We Did the Math on Tom Perkins' Vote-Buying Scheme


Billionaire venture capitalist Tom Perkins, who suffers from a disease in which he is rapidly transforming into Montgomery Burns from The Simpsons, told a Fortune-sponsored conference that his big idea to change the world would be “You pay a million dollars in taxes, you get a million votes.”


In aggregate, this means that the top 1% of taxpayers would have equal voting power with the other 95% of the country and, given that people on the cusp of wealth (or people who think they are) often side with their betters, it means a great deal more power even than that.


The Roper Center of the University of Connecticut tells us that Barack Obama beat Mitt Romney largely with the support of people making less than $50,000 a year where voters broke 60% for the president compared to 38% for his rich rival. These are the people making less than the median household income, which has hovered around $50,000 for years now. Voters making between $50,000 and $90,000 a year started to break for Romney. He took 52% of those voters compared to 48% for Obama. Voters who made more than $100,000 a year went 54% for Romney and 44% for Obama.


Seems fair enough to say that if we sold votes to rich people the way Perkins proposed that we’d have President Romney now, if not somebody richer and more right wing to knock out Romney.


The American Enterprise Institute tells us that in 2010 the 1.35 million taxpayers who were the highest earning 1% took home 18.9% of all reported earnings and paid 37.4% of the nation’s taxes. That year, 58 million Americans had neither no income tax liability or they received a refund through the Earned Income Tax Credit. Those people, who would all by definitions fall into the economic category that broke for Obama in 2012 would be totally disenfranchised under the Perkins plan. In 2012, Obama won 65.9 million votes and Romney got 60.9 million. The number of people who would get no vote at all equals 88% of Obama’s total get. While there’s no way of knowing if those 58 million voted for Obama or voted at all, it is unlikely he could have won such a close election if none of them even had the option.


Generally speaking, says the Center on Budget and Policy Priorities the number of Americans who pay no income tax is not as high as it has been in the post-Crisis years. The recession and its unevenly distributed recovery has kept incomes down for most people and when incomes are down, tax burdens drop with them. That’s how progressive taxation works. This is a good thing.


Conservatives like Perkins whine about the earned income tax credit because it gives money to people who pay no taxes.
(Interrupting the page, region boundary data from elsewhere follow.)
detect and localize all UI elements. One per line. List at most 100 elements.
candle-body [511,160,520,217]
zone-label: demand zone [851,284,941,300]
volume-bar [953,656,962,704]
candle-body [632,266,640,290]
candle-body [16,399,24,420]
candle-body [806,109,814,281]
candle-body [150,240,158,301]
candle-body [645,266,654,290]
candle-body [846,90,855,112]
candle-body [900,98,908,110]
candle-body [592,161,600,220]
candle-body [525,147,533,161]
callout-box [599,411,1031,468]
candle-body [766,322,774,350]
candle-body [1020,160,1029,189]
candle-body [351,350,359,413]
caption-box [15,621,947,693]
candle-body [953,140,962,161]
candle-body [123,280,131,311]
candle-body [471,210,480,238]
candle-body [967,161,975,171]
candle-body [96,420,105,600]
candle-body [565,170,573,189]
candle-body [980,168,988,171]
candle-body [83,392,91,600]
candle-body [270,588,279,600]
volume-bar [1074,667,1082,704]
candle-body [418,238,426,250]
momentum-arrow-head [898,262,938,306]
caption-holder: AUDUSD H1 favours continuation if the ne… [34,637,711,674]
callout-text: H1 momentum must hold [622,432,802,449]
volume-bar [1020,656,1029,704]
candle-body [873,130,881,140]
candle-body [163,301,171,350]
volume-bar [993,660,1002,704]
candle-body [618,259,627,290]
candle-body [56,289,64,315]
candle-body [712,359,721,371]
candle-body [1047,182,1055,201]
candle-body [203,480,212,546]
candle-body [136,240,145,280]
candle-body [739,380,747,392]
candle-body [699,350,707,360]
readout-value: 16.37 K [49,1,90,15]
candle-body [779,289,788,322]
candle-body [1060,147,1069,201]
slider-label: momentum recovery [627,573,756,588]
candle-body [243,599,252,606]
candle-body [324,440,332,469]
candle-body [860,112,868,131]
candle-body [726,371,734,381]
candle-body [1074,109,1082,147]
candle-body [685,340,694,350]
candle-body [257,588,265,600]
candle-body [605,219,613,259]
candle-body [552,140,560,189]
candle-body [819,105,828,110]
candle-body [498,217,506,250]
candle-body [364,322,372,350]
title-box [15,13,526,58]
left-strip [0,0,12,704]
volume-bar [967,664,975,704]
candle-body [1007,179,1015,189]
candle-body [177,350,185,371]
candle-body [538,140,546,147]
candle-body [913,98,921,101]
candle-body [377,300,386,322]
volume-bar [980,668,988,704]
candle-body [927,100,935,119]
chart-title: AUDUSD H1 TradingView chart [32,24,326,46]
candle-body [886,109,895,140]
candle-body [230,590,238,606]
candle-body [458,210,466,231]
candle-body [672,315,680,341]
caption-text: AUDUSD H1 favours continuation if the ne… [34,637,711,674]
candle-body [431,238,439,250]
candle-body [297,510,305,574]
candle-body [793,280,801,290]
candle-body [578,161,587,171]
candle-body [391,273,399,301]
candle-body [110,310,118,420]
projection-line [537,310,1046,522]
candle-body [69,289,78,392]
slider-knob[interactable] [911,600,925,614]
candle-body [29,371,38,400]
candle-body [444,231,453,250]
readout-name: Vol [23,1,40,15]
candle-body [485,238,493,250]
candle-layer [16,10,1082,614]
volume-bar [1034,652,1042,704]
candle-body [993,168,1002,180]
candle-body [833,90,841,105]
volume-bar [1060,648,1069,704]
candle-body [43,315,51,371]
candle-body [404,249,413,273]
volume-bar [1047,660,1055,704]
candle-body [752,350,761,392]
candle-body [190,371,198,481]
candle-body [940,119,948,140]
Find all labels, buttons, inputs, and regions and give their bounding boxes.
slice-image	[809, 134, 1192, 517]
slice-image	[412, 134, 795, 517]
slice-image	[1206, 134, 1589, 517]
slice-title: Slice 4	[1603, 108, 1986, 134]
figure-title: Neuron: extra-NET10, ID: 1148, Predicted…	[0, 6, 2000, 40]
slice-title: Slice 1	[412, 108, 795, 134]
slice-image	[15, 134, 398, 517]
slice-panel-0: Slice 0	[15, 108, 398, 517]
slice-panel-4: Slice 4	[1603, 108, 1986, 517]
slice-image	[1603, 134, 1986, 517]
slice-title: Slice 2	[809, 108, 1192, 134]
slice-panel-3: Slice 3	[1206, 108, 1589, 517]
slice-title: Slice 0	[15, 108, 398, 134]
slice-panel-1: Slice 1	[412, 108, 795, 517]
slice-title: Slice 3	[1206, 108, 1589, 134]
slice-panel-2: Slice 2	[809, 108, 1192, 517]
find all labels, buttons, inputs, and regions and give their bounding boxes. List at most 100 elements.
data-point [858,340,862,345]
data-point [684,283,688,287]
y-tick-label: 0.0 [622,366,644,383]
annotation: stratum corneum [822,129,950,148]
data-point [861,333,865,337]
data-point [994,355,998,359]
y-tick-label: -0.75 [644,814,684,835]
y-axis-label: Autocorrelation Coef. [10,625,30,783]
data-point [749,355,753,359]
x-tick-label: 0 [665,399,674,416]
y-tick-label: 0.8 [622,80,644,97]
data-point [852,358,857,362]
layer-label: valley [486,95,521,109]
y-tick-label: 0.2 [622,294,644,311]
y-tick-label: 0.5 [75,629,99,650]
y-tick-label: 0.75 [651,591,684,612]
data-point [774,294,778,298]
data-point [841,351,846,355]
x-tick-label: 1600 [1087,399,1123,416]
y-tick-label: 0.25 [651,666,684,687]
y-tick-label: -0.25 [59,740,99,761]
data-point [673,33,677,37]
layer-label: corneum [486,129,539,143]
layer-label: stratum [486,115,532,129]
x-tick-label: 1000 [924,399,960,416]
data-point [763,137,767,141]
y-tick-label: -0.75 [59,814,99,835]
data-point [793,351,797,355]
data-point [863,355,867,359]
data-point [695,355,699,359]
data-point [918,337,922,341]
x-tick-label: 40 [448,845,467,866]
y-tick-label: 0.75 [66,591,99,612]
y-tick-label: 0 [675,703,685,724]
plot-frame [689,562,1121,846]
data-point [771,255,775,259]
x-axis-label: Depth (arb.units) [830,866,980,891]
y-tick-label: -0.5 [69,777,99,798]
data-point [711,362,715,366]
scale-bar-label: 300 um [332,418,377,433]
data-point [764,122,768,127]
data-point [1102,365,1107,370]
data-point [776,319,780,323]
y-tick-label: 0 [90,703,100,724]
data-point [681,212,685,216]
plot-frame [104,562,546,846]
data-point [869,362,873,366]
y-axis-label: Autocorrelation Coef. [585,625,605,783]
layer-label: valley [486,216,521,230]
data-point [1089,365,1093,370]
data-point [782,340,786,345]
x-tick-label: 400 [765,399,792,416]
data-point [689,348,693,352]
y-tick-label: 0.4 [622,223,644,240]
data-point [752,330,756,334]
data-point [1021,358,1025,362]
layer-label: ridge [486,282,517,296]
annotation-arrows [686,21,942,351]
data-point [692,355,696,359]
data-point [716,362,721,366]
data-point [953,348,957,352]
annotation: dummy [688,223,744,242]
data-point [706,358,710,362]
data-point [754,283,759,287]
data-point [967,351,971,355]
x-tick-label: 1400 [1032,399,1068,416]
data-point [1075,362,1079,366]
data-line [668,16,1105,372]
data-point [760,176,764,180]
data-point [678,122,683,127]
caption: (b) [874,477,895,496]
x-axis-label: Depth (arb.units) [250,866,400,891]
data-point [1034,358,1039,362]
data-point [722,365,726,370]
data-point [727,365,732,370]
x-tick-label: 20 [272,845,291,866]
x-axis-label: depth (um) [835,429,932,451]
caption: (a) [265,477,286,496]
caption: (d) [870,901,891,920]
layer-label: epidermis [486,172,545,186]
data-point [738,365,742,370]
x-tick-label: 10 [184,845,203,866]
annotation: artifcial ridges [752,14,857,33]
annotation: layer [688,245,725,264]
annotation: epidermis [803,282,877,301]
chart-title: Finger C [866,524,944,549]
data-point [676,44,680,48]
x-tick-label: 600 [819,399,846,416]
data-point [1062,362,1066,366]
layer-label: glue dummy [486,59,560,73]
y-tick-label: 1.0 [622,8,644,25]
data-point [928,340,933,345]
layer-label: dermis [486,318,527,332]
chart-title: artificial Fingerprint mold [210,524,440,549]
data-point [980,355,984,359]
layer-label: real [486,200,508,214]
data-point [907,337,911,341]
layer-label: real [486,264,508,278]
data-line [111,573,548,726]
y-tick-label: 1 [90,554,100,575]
A little history here – in 1986 the earned income tax credit was expanded by Ronald Reagan because he wanted to give people an incentive to work rather than apply for government welfare programs. It is a subsidy for low wage work so that people aren’t tempted to turn down a job offer because they might lose their assistance checks. It is cheaper than welfare, because people are working, and it encourages people to take lower paying jobs while they look for opportunities. This tax credit is a classically Republican notion that Republicans now hate.


Kind of like the idea of “one person, one vote.”